Пашков дом над городом
На холме, где Смоленская дорога катилась к Москва-реке, вырос Пашков дом. Его центральная ротонда напоминает барабан старинной астролябии: окна-люкарны, обрамлённые лопатками, словно деления циферблата. Внутренняя анфилада (череда сквозных залов) расправляется спиралью, поднимая зрителя к библиотеке, предназначенной для рукописей времен Нестора. Колонны ионического ордера прорисованы легкой резьбой, где каждый каннелюр подчеркивает вертикальный взлёт панорамы на фоне Каменного моста.
Эстет философии
В письмах к другу Фёдору Карлусу Баженов объяснял, что здание — «орган замкнутой симфонии». Его проектное кредо строилось на принципе «тактильного зрения»: рука скользит по контрурам быстрее глаза, позволяя заранее ощутить масштаб. Такой подход роднит мастера с теорией архитектоники Карло Лоджи, где понятие «абрис» (контур) выходит на роль мелодической темы.

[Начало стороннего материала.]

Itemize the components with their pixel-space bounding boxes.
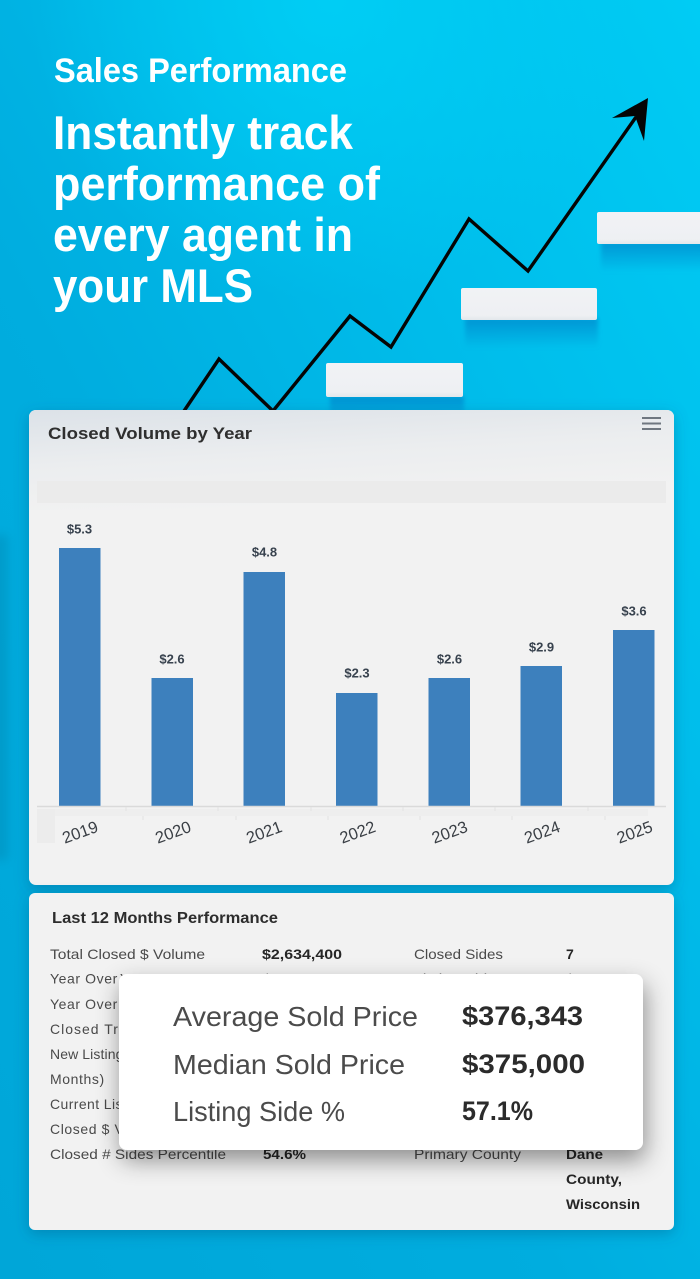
callout values: 57.1% [462,1096,533,1126]
metric values: left column: $2,322,400 [263,970,338,986]
metric values: right column [566,946,640,1212]
metric labels: left column: Closed # Sides Percentile [50,1146,226,1162]
metric labels: left column: Total Closed $ Volume [50,946,205,962]
metric labels: left column: Closed Transactions [50,1021,196,1037]
value labels [67,522,647,680]
metric labels: left column: Closed $ Volume [50,1121,165,1137]
year labels: 2023 [429,818,470,848]
value labels: $2.9 [529,640,554,654]
callout labels: Listing Side % [173,1096,345,1127]
callout labels [173,1001,418,1127]
icon: menu [642,417,661,430]
metric values: left column: $2,634,400 [262,946,342,962]
value labels: $2.3 [344,666,370,680]
value labels: $4.8 [252,544,277,560]
metric labels: right column: Listing Sides [414,970,504,986]
headline: every agent in [53,208,353,261]
panel: last 12 months performance [29,893,674,1230]
callout values: $375,000 [462,1049,585,1079]
panel: closed volume by year [29,410,674,885]
metric labels: right column: Primary County [414,1146,521,1162]
metric labels: left column: Current Listings [50,1096,154,1112]
year labels: 2022 [337,818,378,848]
metric labels: left column: Year Over [50,996,118,1012]
metric labels: left column: Year [120,970,151,986]
value labels: $2.6 [159,652,185,666]
headline: Instantly track [53,106,354,159]
metric labels: left column: Months) [50,1071,105,1087]
metric values: left column [262,946,342,1162]
callout labels: Median Sold Price [173,1049,405,1080]
panel heading: Closed Volume by Year [48,424,252,443]
callout values [462,1001,585,1126]
callout: sold price card [119,974,643,1150]
metric labels: right column [414,946,521,1162]
year labels: 2024 [522,818,563,848]
value labels: $5.3 [67,522,92,536]
panel heading: Last 12 Months Performance [52,910,278,927]
value labels: $2.6 [437,652,462,666]
year labels: 2025 [614,818,655,848]
metric labels: left column: Year Over [50,970,118,986]
white step blocks [326,212,700,424]
headline: performance of [53,157,380,210]
metric values: right column: 7 [566,946,574,962]
year labels: 2020 [153,818,194,848]
headline: your MLS [53,259,253,312]
metric values: right column: $56.2% [566,970,617,986]
metric values: left column: 54.6% [263,1146,307,1162]
metric labels: right column: Closed Sides [414,946,503,962]
bar chart [37,522,666,848]
year labels: 2019 [60,818,101,848]
year labels: 2021 [244,818,285,848]
year labels [60,818,655,848]
headline [53,106,380,312]
metric labels: left column [50,946,226,1162]
value labels: $3.6 [621,604,647,618]
callout labels: Average Sold Price [173,1001,418,1032]
metric labels: left column: New Listings (12 [50,1046,155,1062]
metric values: right column: County, [566,1171,622,1187]
rising trend arrow [184,98,648,411]
metric values: right column: Dane [566,1146,603,1162]
callout values: $376,343 [462,1001,583,1031]
metric values: right column: Wisconsin [566,1196,640,1212]
heading: Sales Performance: Sales Performance [54,52,347,90]
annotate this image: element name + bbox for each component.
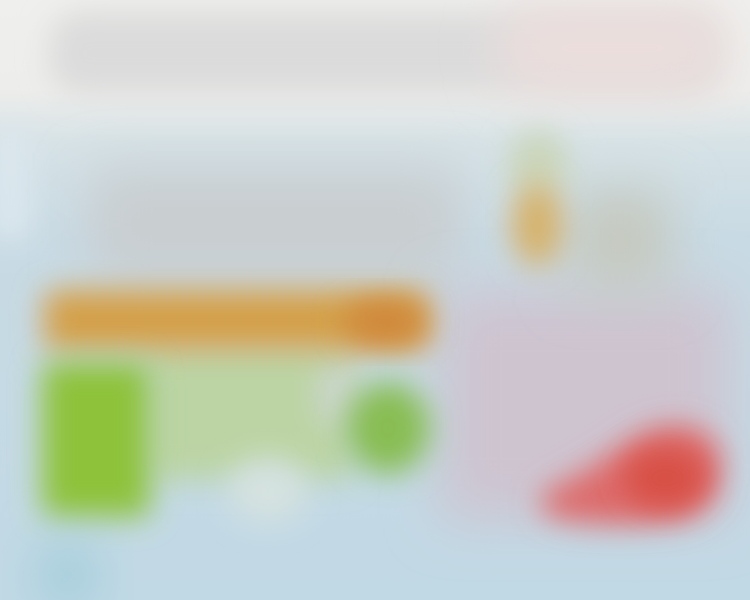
green circle (346, 382, 430, 474)
pale highlight (228, 458, 308, 522)
red shape (540, 425, 720, 524)
right muted panel (440, 190, 730, 520)
blue corner patch (38, 541, 98, 600)
header band (50, 6, 725, 94)
left edge glow (0, 130, 30, 240)
yellow icon (511, 183, 563, 267)
green block (42, 362, 150, 517)
upper muted panel (90, 170, 460, 280)
orange heading bar (44, 290, 429, 350)
light green panel (150, 345, 350, 480)
pale highlight upper (316, 359, 360, 431)
yellow icon top (508, 131, 568, 199)
orange bar right accent (343, 300, 427, 344)
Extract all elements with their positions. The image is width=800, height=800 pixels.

Закат в Никитском переулке
Последние годы зодчий провёл в скромных комнатах дома Самoilова. Почерк стал чуть дрожать, но линии сохраняли внутренний подскок, будто струна клавесина. Он уже не ждал заказов, а комментировал молодым титулярным советникам чужие проекты, оставляя на полях лёгкие наброски монументальных серлиан.
Финал легенды
Когда гроб, покрытый тёмно-синим сукном, двигался к кладбищу Донского монастыря, ученики несли свёрнутые кальки — символ незавершённого дела. Сегодня фасады московских набережных всё ещё повторяют придуманный им силует: трёхчастное членение, ритм окон «два-один», стрельчатые кокошники поверх классицистского кордона. В этом живом узоре угадывается личная подпись Василия Баженова — уверенный росчерк, переживший хозяина и ставший улицам органичной памятью о человеке, мыслящем город размахом античного форума и темпераментом русского звонаря.